My grandmother — my mother’s mother — immigrated to Minnesota through North Dakota, from Saskatchewan, Canada by covered wagon. I remember Grandma telling me about circling the wagons and digging trenches at night to ward off attacks. Her daughter — my mother — was comfortable with the Internet.
I first introduced Mom to computers in 1997, when my employer provided me with a laptop, making my own redundant. One weekend when we were at a family gathering, I gave it to Mom, got her set up on dial-up, taught her some keyboard & mouse basics. She learned to use the mouse, like so many of us, by playing Solitaire. I sent her home with instructions as to how to connect the phone line. A month later, she called me with an amazing discovery: she learned that she did not have to be on line to play Solitaire!
Mom took to the Internet like a duck to water. She soon bore the wrath of neighbors and family by constant busy signals (she never did spring for a 2nd phone line until I needed one in January to work, and neither DSL nor cable is available in her rural area). Mom was a news junky, and it became her source of news, thanks to WashingtonPost.com, and she frequently went to Drudge, not so much for his highlighted articles but for his extensive list of columnists. E-mail, as well, she adopted with enthusiasm, and didn’t understand why some people didn’t respond right away.
She never received an attachment she wouldn’t open despite frequent conversations about viruses (Mom: “But Jerry wouldn’t send me anything harmful,” me: “It’s not really from Jerry – that’s the problem.”) She took to forwarding all the wrong information we’ve been sent from time to time (postage fees for e-mail; congressional representatives not paying tax; the epidemic of razor blades in movie seats). At first, I’d write her back explaining that she should not forward an item that wasn’t true. At times, I’d do a “reply all” to tell her entire list the same thing, until she learned the value of blind copies. Finally, she learned to search Snopes.com herself, and if she couldn’t find something, would send it to me for confirmation before forwarding. She never was comfortable, though, sending it back to the sender with a link to an article detailing the e-mail’s lack of truth.

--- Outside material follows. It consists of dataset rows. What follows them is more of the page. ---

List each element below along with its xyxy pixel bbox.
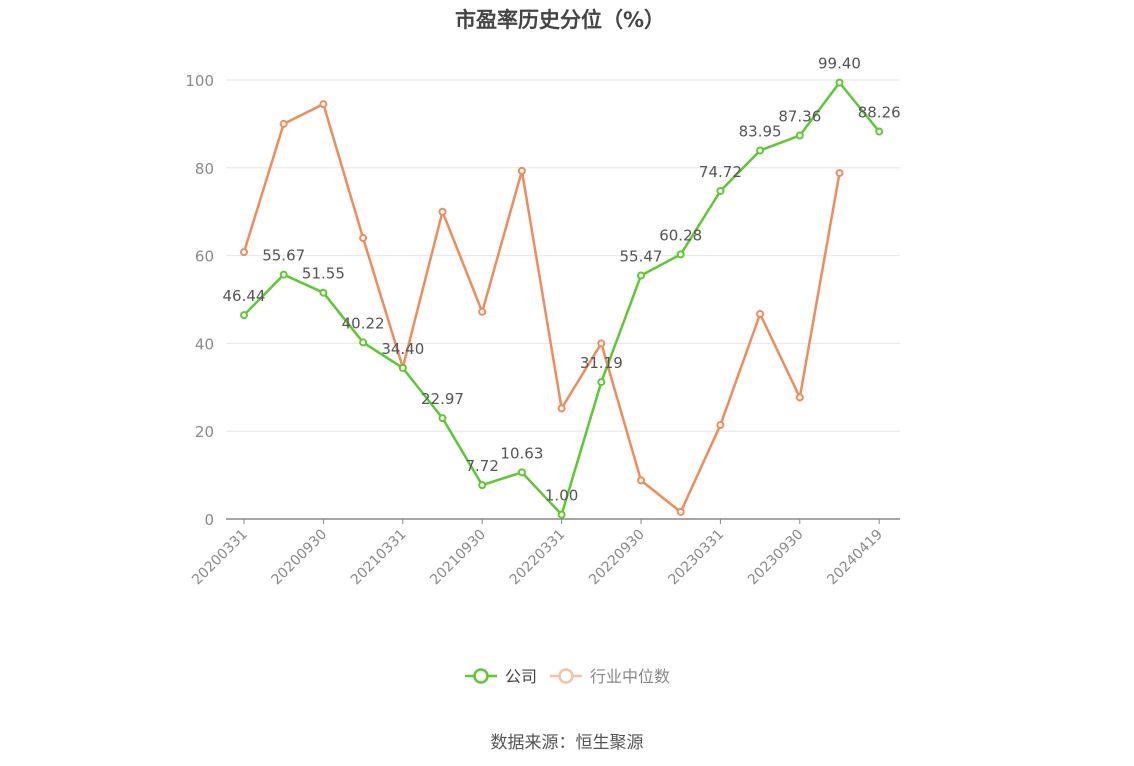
data-point[interactable] xyxy=(279,119,288,128)
legend-swatch-marker xyxy=(473,668,489,684)
x-tick-label: 20200331 xyxy=(189,527,251,589)
data-point[interactable] xyxy=(240,311,248,320)
grid-lines xyxy=(226,79,900,432)
data-point[interactable] xyxy=(795,393,804,402)
data-point[interactable] xyxy=(438,414,447,423)
x-tick-label: 20200930 xyxy=(269,527,331,589)
data-point[interactable] xyxy=(359,234,368,243)
x-tick-label: 20220930 xyxy=(586,527,648,589)
x-tick-label: 20240419 xyxy=(824,527,886,589)
data-point[interactable] xyxy=(319,288,328,297)
series-line-0 xyxy=(243,81,881,516)
x-tick-label: 20210930 xyxy=(427,527,489,589)
data-label: 1.00 xyxy=(545,487,578,505)
data-point[interactable] xyxy=(835,169,844,178)
x-tick-label: 20230331 xyxy=(666,527,728,589)
data-label: 10.63 xyxy=(500,444,543,462)
data-label: 22.97 xyxy=(421,390,464,408)
legend-label: 公司 xyxy=(505,667,537,686)
data-label: 46.44 xyxy=(223,287,266,305)
y-tick-label: 20 xyxy=(195,423,214,441)
y-axis: 0 20 40 60 80 100 xyxy=(185,72,214,529)
x-tick-label: 20210331 xyxy=(348,527,410,589)
data-point[interactable] xyxy=(478,307,487,316)
data-point[interactable] xyxy=(676,507,685,516)
data-point[interactable] xyxy=(756,146,765,155)
data-label: 40.22 xyxy=(342,314,385,332)
data-point[interactable] xyxy=(359,338,368,347)
series-layer xyxy=(240,78,884,519)
data-label: 31.19 xyxy=(580,354,623,372)
data-point[interactable] xyxy=(438,207,447,216)
legend[interactable]: 公司 行业中位数 xyxy=(465,667,670,686)
y-tick-label: 100 xyxy=(185,72,214,90)
data-label: 34.40 xyxy=(381,340,424,358)
data-point[interactable] xyxy=(517,166,526,175)
data-point[interactable] xyxy=(398,363,407,372)
data-label: 55.47 xyxy=(620,247,663,265)
data-source: 数据来源：恒生聚源 xyxy=(490,733,644,753)
data-label: 55.67 xyxy=(262,247,305,265)
series-line-1 xyxy=(242,102,841,514)
data-point[interactable] xyxy=(637,476,645,485)
legend-swatch-marker xyxy=(558,668,574,684)
x-axis: 20200331 20200930 20210331 20210930 20220331… xyxy=(189,518,900,589)
data-label: 83.95 xyxy=(739,122,782,140)
data-label: 7.72 xyxy=(465,457,498,475)
data-point[interactable] xyxy=(756,309,765,318)
data-point[interactable] xyxy=(240,248,248,257)
x-tick-label: 20220331 xyxy=(507,527,569,589)
data-label: 99.40 xyxy=(818,55,861,73)
y-tick-label: 40 xyxy=(195,335,214,353)
data-point[interactable] xyxy=(676,250,685,259)
data-point[interactable] xyxy=(319,100,328,109)
data-point[interactable] xyxy=(716,421,725,430)
data-label: 87.36 xyxy=(778,107,821,125)
data-label: 60.28 xyxy=(659,226,702,244)
legend-label: 行业中位数 xyxy=(590,667,670,686)
y-tick-label: 0 xyxy=(204,511,214,529)
data-point[interactable] xyxy=(557,404,566,413)
data-label: 88.26 xyxy=(858,104,901,122)
legend-item-1[interactable]: 行业中位数 xyxy=(550,667,670,686)
data-point[interactable] xyxy=(795,131,804,140)
data-point[interactable] xyxy=(478,481,487,490)
data-label: 74.72 xyxy=(699,163,742,181)
x-tick-label: 20230930 xyxy=(745,527,807,589)
legend-item-0[interactable]: 公司 xyxy=(465,667,537,686)
data-point[interactable] xyxy=(875,127,884,136)
data-point[interactable] xyxy=(835,78,844,87)
data-point[interactable] xyxy=(517,468,526,477)
data-point[interactable] xyxy=(279,270,288,279)
data-point[interactable] xyxy=(716,186,725,195)
data-point[interactable] xyxy=(597,339,606,348)
y-tick-label: 80 xyxy=(195,160,214,178)
data-point[interactable] xyxy=(597,378,606,387)
data-label: 51.55 xyxy=(302,265,345,283)
y-tick-label: 60 xyxy=(195,248,214,266)
data-point[interactable] xyxy=(557,510,566,519)
chart-title: 市盈率历史分位（%） xyxy=(454,8,666,32)
data-point[interactable] xyxy=(637,271,645,280)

She’d order online, and became fairly adept with Google. She found a hearing aid vendor on line, as well as a vendor for hearing aid batteries. She paid her Visa bill on line, and ordered her prescription medications.
Tech support was always a challenge. She’d call us, complaining “I can’t get to the Washington Post.” It wasn’t long before we learned that her name for her browser was “Washington Post,” as that was her home page. Program names themselves meant nothing. Remote diagnostics were further complicated by the facts that she only had one line (we couldn’t talk and have her troubleshoot at the same time) and the fact that her hearing loss rendered the phone by the computer useless. Trips to Virginia were one part visit, one part on-site tech support, upgrades and cleanup, and one part training. We cured the attachment problem by converting her to Gmail.
Before I arrived in Virginia, one of her favorite activities was Google Talk. I’d be sitting at home quietly, after a long day at work, surfing or often just continuing to work, when a box would pop up from Mom, always with the same words: “Hi, I’m on.” That invariably would lead to a chat lasting 30 minutes or more. How she loved chat! She’d often comment that it was just like I was sitting in the next room, rather than 600 miles away. Her chats always ended with “Know I love you.”
Mother to daughter – a remarkable journey from covered wagon to Google Talk. How proud I was of Mom for embracing technology at age 80. How happy I am for the joy it brought to her during the last nearly 10 years. I know I’m going to have a lot of pangs of missing Mom – but one of the starkest will be the absence of her cheerful “Hi, I’m on.”